The human brain operates as a fundamentally stateful system. Like state-space models such as Mamba or LSTMs, our neural networks maintain a self-contained “state” at each moment. However, the brain has additional complexity: activation spreads through networks with realistic time delays and decay functions. When you hear “lion,” activation doesn’t instantly appear everywhere but propagates gradually, weakening as it travels. This creates a natural temporal hierarchy where stronger, more direct connections win out over time as weaker signals fade.

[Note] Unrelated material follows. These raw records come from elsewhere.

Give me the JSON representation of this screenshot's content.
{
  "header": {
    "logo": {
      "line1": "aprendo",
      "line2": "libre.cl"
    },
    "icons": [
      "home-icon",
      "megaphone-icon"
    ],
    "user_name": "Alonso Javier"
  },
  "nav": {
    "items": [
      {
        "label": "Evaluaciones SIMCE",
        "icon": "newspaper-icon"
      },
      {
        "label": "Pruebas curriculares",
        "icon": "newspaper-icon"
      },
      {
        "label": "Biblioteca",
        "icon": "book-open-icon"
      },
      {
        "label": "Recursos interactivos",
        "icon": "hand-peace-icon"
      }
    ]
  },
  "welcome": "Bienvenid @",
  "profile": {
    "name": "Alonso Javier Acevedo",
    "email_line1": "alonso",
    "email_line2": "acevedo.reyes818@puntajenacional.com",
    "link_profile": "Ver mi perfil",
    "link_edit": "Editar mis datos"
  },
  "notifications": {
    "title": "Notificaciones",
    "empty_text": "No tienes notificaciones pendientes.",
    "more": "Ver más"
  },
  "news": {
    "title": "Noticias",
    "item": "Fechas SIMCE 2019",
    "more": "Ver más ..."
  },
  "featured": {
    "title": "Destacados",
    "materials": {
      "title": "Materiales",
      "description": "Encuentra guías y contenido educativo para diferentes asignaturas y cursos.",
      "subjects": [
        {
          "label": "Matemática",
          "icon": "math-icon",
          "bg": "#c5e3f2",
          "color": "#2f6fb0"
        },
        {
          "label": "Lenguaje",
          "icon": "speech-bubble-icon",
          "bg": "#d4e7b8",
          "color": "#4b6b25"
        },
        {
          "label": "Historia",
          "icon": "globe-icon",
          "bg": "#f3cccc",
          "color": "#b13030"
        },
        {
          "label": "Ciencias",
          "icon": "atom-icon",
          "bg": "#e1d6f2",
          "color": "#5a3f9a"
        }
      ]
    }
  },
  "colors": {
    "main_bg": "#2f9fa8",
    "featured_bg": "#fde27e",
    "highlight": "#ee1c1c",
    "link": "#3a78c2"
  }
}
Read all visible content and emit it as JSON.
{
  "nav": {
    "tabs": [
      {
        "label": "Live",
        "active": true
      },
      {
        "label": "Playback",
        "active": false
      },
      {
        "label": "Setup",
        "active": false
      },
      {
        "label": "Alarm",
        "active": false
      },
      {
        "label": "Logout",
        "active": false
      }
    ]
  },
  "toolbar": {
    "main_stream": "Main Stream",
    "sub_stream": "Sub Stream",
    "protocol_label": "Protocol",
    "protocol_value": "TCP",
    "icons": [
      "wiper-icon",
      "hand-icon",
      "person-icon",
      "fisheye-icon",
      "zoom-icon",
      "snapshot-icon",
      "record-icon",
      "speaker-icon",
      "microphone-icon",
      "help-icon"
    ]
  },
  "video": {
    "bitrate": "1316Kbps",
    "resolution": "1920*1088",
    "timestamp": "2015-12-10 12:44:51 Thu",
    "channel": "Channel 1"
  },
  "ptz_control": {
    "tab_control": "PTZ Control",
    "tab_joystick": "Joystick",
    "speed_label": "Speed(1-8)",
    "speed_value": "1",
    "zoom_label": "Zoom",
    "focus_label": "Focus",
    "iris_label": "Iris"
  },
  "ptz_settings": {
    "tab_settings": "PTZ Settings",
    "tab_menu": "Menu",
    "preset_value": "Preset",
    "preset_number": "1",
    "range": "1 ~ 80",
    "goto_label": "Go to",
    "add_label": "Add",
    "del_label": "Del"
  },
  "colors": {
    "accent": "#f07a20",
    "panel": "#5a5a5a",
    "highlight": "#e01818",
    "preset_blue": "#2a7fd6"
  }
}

Transformers work differently - they allocate expanding memory with each new token and lack built-in “decay.” Once information enters the context window, it remains equally accessible until pushed out entirely. LLMs achieve similar competitive effects through attention weights and learned representations, but without the continuous temporal evolution that characterizes biological processing.

Toward More Brain-Like Models

These architectural differences reveal both the remarkable capabilities of current AI systems and the unique computational principles evolution has discovered in biological brains. What would it take to build more brain-like language models? Three key features seem essential:

Multimodality: Current models rely on text-derived inferences about sound, but humans have direct phonetic awareness - we explicitly recognize rhyme, meter, and phonological similarity. Models need intrinsic phonetic representations to properly capture inhibitory priming effects. The visual nature of many writing systems (like Mandarin characters) also remains largely unrepresented from tokenization schemes.²
Self-Contained Memory: Unlike transformers that expand their context window with each token, brains maintain fixed-capacity states that compress and update information. This self-contained approach allows persistent memory without unbounded growth.
Temporal Dynamics: Biological processing involves realistic time delays and decay - when you hear “lion,” activation propagates gradually through the network and weakens over time. This creates natural recency effects that determine priming strength. Transformers lack this temporal evolution, treating all context tokens as equally accessible.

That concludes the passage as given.